China and porcelain can inspire paricular uses of pattern or colour combinations. Spode's infamous "Blue Italian" shows how shades of blue and white combine so well together - for you or your bridesmaids?

 

Art Nouveau

 
Art Nouveau is characterized by flowing and undulating "whiplash" lines, based on plant forms, leaves and vines. It can be seen in art and architecture - from jewellery by Lalique to the famous iron metro entrances in Paris by Guimard. For art sources look to Charles Rennie Macintosh, Klimt, Gaudi, Toulouse -Lautrec and Alphonse Mucha. Tiffany glass, The Ballet Russes and Liberty and Co - all were part of the "New Art".

Art Nouveau sits comfortably with Pre-Raphaelite, Mediaeval and thoroughly contemporary style of wedding gown.

 

Glass and Textiles

 
There is no obligation to connect your wedding gown to other decorative tastes in your life, but if you are at the point where you really do not know what style of gown you would like, a fondness for example for Tiffany glass, mosaic or embroidery might be a starting point for colors or actual gown decoration.

 

Fairies

 
Illustrations from a 1960's fairytale book include shapes translatable to a 21st century wedding dress. The fairy's headress/ crown has been duplicated by many a bridalwear designer in past years - a shape which may have lasted subconsciously from childhood.

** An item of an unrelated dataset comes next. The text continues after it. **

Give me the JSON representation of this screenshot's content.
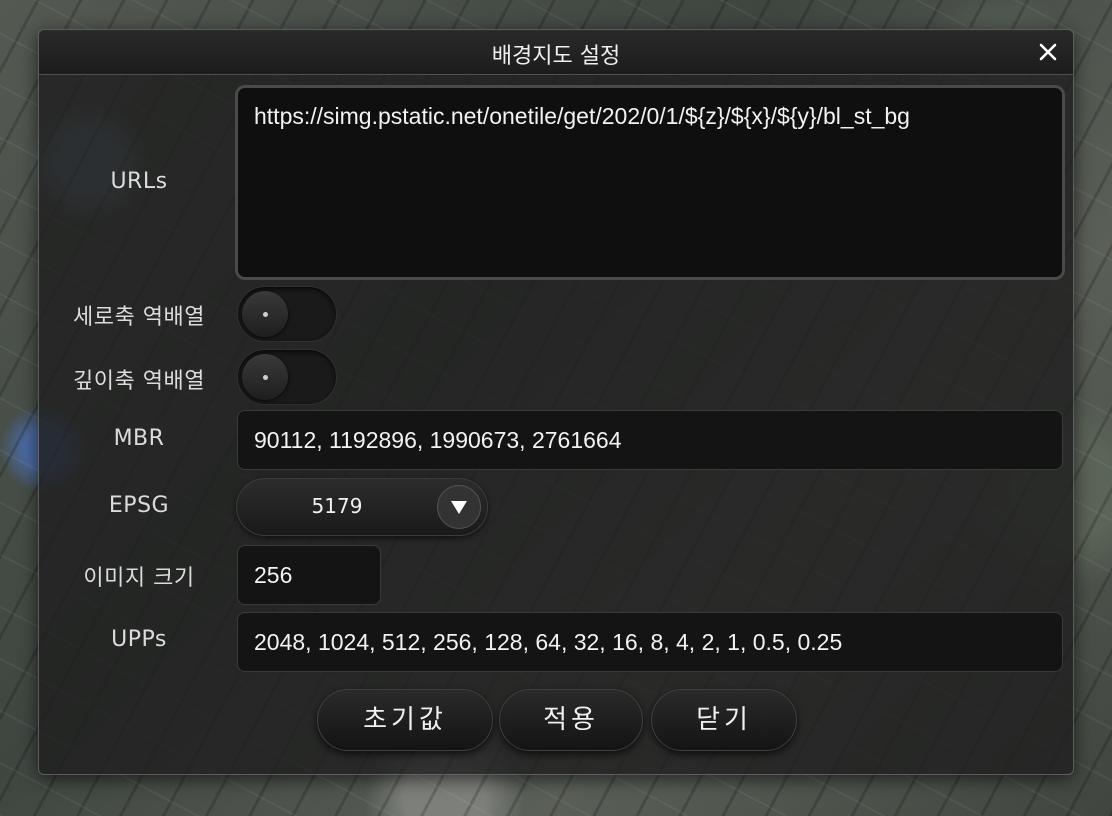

Wings are not a necessity but perhaps diaphanous and iridescent sheer fabrics appeal. With a little sparkle?

 

William Morris

 
William Morris can still be appreciated in the 21st century although these patterns were designed in the 1870's and '80's. If you warm to these designs (found in furnishings, wallpapers, stained glass and tiles) you might appreciate one of the many brocades, damasks or "all-over" embroideries as your wedding gown. (See "The William Morris Collection" on the menu).

 

 

Decoration

 
Decoration is available in a huge variety of forms, from man-made laces and trimmings to original antique pieces. Vintage lace, diamanté and mother-of-pearl buttons, ribbons, chantilly and guipure lace can all be used as decoration to create a unique order. An original piece of antique needlework can form the foundation of an entire gown or your own embroidery can be created to your specifications (see Prizma Embroidery.)
 

Fabrics

 
A vast range of fabrics are available including dupions in hundreds of shades: plain and embroidered. Also available are duchesse satins, taffetas, shot and plain chiffon, crushed and smooth velvets, organza, lace and zibelene.

 

 
 
Shown above from left to right: silk taffeta, crushed velvet, gold metal embroidered dupion, beaded dupion,duchesse satin.

 

Design/ Mood Board

 
It can be extremely useful both for you and for me if you can actually represent your tastes visually. You may not have access to fabric swatches but you can indicate the kind of colours, tones and shades you might have in mind for your wedding gown in a variety of ways. Take your time to look for shade cards for paint, sweet papers, postcards,"Google" images, postcards, book covers, architectural shots and interiors, film stills and pieces of jewellery. Anything which tells me what you like and what appeals to you. Even if you do not actually make a board, simply considering what you might include can help to clarify your tastes.